Meeting with Gabriel and Sebastian from PreEmptive

I met with Gabriel Torok and Sebastian Holst of PreEmptive Solutions, the other day.  PreEmptive makes obfuscator products, including the Dotfuscator that comes with Visual Studio.  Gabriel founded PreEmptive more than 10 years ago, and it was originally a code optimization company (The dual focus on performance and security resonates with me).

I was familiar with obfuscation and its limitations.  I wasn't as familiar with some of the internals of specific obfuscation techniques, such as identifier renaming, control flow obfuscation, metadata removal, and string encryption, or how you can tweak or tune these.  One surprise for me was that obfuscation for some scenarios could yield a 30-40% reduction in size (the result of shortening identifier names and "pruning" libraries that are never called.)

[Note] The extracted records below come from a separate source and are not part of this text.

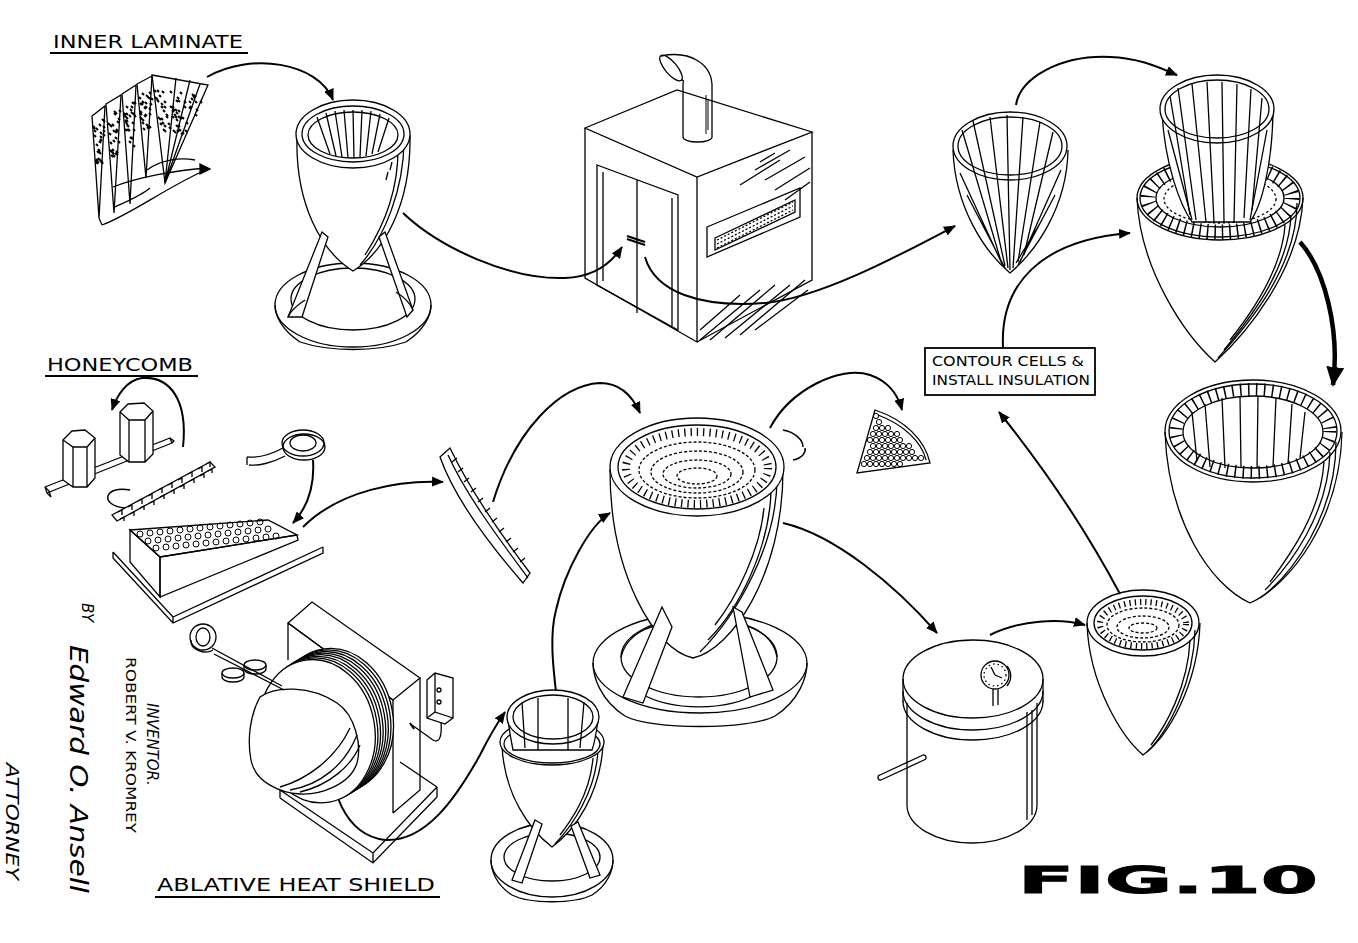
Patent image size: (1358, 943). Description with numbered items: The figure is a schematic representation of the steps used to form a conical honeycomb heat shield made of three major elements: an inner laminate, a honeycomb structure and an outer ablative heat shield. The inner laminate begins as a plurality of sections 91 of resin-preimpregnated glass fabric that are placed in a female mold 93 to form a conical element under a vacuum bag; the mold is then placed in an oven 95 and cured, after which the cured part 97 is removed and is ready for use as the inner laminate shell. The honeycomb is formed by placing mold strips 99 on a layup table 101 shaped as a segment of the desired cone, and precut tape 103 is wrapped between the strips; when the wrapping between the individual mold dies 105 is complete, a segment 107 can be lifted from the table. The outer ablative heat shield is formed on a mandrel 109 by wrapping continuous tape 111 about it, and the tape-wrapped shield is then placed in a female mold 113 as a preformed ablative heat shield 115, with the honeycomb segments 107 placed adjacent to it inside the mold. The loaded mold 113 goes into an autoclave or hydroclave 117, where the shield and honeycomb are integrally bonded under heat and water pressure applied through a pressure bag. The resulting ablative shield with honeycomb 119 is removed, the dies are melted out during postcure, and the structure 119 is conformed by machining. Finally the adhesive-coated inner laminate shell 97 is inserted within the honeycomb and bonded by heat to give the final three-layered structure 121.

The inner laminate sections 91 is at (200, 169).
The female mold 93 is at (403, 193).
The oven 95 is at (808, 168).
The cured part 97 is at (1067, 150).
The mold strips 99 is at (200, 462).
The layup table 101 is at (278, 577).
The precut tape 103 is at (313, 428).
The mold dies 105 is at (88, 425).
The honeycomb segment 107 is at (478, 535).
The mandrel 109 is at (270, 733).
The continuous tape 111 is at (230, 643).
The female mold 113 is at (777, 513).
The preformed ablative heat shield 115 is at (530, 693).
The autoclave or hydroclave 117 is at (915, 808).
The ablative shield with honeycomb structure 119 is at (1238, 355).
The three-layered structure 121 is at (1187, 521).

Gabriel's interested in creating obfuscation guidance for the community.  I gave him my wish list:

  • Scenarios.  Illustrate how obfuscation fits in, including high level, when to use or not to use, as well as lower-level choices among obfuscation techniques.
  • Anatomy of obfuscation.  From a developer mindset, this means knowing how things work.  Walk me through the bits and pieces and the execution flow.
  • Impact and surprises.  If I introduce obfuscation, tell me things I might run into.  For example, is there impact to my build process?  What about servicing my codebase? Is there a difference between obfuscationg with ASP.NET using dynamic compilation vs. pre-compilation?  What if you need to GAC?  What if you sign your code with a 509 cert?
  • Performance considerations.  Take me through trade-offs and scenarios where performance can be improved or degraded.  Give me insight into how to influence or tweak my obfuscation approach.

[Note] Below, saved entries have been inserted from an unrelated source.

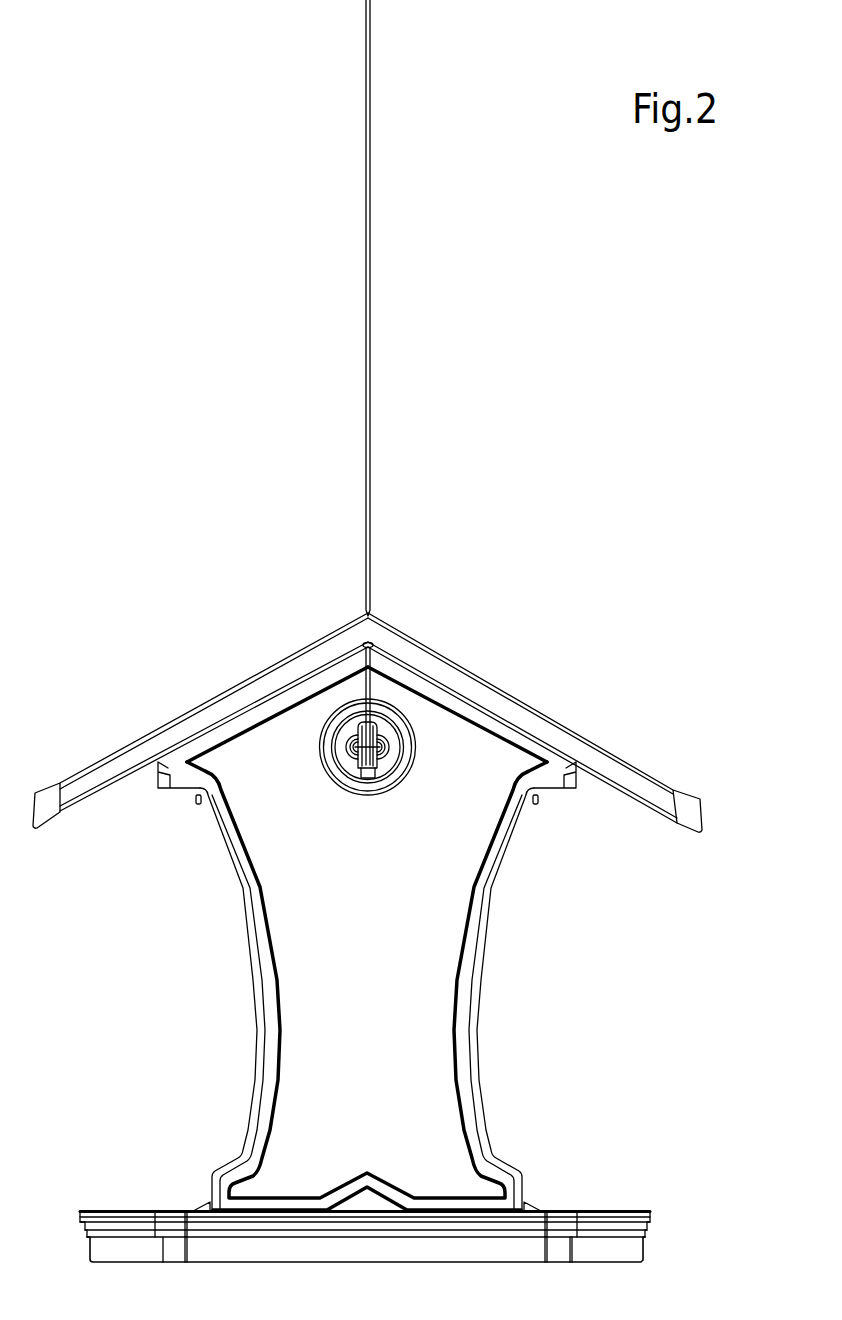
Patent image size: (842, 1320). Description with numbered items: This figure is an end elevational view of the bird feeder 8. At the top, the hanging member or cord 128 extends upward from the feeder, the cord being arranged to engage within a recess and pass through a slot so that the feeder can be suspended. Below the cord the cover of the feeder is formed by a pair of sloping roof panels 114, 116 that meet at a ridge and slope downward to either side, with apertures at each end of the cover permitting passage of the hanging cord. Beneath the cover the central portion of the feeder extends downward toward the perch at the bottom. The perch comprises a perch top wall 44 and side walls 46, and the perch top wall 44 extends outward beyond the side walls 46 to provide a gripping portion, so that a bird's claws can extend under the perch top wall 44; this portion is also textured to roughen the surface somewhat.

The bird feeder 8 is at (553, 386).
The hanging member or cord 128 is at (369, 433).
The sloping roof panel 114 is at (182, 712).
The sloping roof panel 116 is at (558, 715).
The perch top wall 44 is at (640, 1213).
The side walls 46 is at (643, 1247).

Sebastion and I exchanged some metaphors.  In reference to the limits of obfuscation, I said that just because door-locks don't prevent car thieves, that doesn't mean cars should come without locks.  Sebastion related it to smoke alarms.  In the grand schema of things, smoke alarms play a key role in saving lives and limiting damage, but to the individual, there's not a lot of value until a fire occurs.  The fact that smoke alarms are low cost and simple helps justify their common use.  He added, risk varies by context, so the value to hotels or restaurants may be more obvious.

It was an interesting and insightful meeting and I look forward to Gabriel's whitepaper.